Written on February 14, 2020 by Gale Proulx
Category: Capstone
The Data Analytics capstone is supposed to showcase the student’s budding talents that have developed over the past four years. While most of these talents are supposed to be data science related, my skillset has always been broader rather than narrow. The past month has reflected where my skillset starts to deviate from Champlain College’s education. The biggest feat of the last month’s work has been the new website I helped engineer.
Website design was never included in my curriculum besides one introduction class. Through personal projects I have successfully learned how to make a dynamic blog that is hosted for free giving me complete control over the look of the website. I achieved this by using Jekyll, at static site generator that is able to create web pages dynamically by taking information from markdown files. All the blog posts for my portfolio website (the one you are on right now) also uses this same system. To get free hosting, I utilized GitHub pages which integrates well with Jekyll. With a couple of CSS tricks and a couple of lines of JavaScript, I was able to successfully build the first iteration of the website in about four hours (including the design process with a little help from my friend/roommate/classmate Ian Dupont).

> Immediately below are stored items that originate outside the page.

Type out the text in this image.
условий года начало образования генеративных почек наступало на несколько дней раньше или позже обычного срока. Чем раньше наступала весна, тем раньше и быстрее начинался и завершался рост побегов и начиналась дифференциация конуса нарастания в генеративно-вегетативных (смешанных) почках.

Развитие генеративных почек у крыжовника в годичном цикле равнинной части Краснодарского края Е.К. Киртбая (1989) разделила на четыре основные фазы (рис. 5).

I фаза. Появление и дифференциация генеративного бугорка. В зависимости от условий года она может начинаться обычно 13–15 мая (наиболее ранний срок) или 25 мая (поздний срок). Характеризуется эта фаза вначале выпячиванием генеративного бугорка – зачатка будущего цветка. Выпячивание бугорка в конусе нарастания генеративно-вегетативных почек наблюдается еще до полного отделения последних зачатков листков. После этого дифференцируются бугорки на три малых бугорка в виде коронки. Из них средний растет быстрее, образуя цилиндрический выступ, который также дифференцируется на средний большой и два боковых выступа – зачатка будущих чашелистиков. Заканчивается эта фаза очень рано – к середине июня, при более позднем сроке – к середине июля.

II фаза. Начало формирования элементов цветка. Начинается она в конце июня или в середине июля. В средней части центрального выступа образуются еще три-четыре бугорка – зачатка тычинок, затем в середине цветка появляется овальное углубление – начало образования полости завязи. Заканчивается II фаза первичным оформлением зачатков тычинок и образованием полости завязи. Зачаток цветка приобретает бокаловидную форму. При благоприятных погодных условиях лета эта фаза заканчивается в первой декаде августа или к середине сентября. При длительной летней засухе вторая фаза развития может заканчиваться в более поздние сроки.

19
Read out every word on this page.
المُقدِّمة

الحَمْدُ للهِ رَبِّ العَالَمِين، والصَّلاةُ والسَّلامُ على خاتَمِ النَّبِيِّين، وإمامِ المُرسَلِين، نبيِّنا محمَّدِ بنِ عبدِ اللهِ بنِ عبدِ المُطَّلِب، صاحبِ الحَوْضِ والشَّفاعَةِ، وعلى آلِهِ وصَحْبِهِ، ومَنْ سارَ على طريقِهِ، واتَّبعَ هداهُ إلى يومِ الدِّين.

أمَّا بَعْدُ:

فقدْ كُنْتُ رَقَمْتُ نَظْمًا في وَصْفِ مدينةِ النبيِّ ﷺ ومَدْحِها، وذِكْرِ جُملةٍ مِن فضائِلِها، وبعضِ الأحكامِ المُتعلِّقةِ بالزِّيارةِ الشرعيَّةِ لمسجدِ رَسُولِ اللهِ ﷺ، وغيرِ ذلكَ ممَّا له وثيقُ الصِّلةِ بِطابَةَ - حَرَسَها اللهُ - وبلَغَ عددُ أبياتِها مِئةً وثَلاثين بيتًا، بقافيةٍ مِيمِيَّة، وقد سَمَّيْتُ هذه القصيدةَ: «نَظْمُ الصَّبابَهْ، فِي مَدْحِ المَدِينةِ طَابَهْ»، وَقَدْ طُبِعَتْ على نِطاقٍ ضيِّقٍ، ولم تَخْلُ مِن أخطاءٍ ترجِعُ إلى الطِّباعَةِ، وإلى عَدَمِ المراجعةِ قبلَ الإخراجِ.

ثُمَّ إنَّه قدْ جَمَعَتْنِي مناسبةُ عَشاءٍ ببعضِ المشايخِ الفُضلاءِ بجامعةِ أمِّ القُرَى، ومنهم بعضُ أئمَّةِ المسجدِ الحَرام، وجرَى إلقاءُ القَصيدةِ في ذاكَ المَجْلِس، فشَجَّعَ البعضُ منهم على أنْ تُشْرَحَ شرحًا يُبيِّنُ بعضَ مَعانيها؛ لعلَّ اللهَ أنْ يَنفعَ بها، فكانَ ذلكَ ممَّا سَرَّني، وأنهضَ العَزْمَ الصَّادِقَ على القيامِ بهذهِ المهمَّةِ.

A lot of time was spent after the first iteration with my capstone partner Rose Marshall tweaking web pages’ grammer, including more information, adding tabs, adding a landing page, and cleaning up CSS styling. This collaborative process worked well once I had a foundation for my partner to critique. In addition, Rose was also able to work with Ian in designing our logo which now lies on our landing page.
Aside from the website, I was also successful in completing other important aspects of this capstone. Chapter 3 of my capstone summary is on its first complete draft, and I have started Chapter 4 explaining how the main program I have written combines files from the Clery Act data. That same main program also now has unit testing so I can confirm that all parts of the program are working correctly. Both my validation program and unit testing have confirmed that all data is being combined correctly. Along with unit testing also came some code cleanup to make the program easier to read.
In my last blog post I also mentioned the desire to make a data duplication program, where the duplicated data would reflect research-backed predictions. The logic behind the program was to show the discrepancy between the data reported to what researchers believed should be the reported figures. After attempting to make this program, it was apparent that the difficulty would not be the coding portion of this program, but instead finding the statistics that applied to each specific crime. This is why I have a program that is ready to create a duplicate dataset, but the statistics to use for this program will have to be found later this semester.
Keeping on schedule, as of this week I have successfully found some significant and compelling visualizations based on some brief data exploration. Using Jupyter Notebook and Matplotlib (and some Altair) I was able to visualize multiple years’ worth of statistics based on the sector of each institution. Each visualization is located on our website’s data visualization page. The only visualization barrier that I will have to figure out in the next month is how to include multiple Altair visualizations on the same page with custom styling.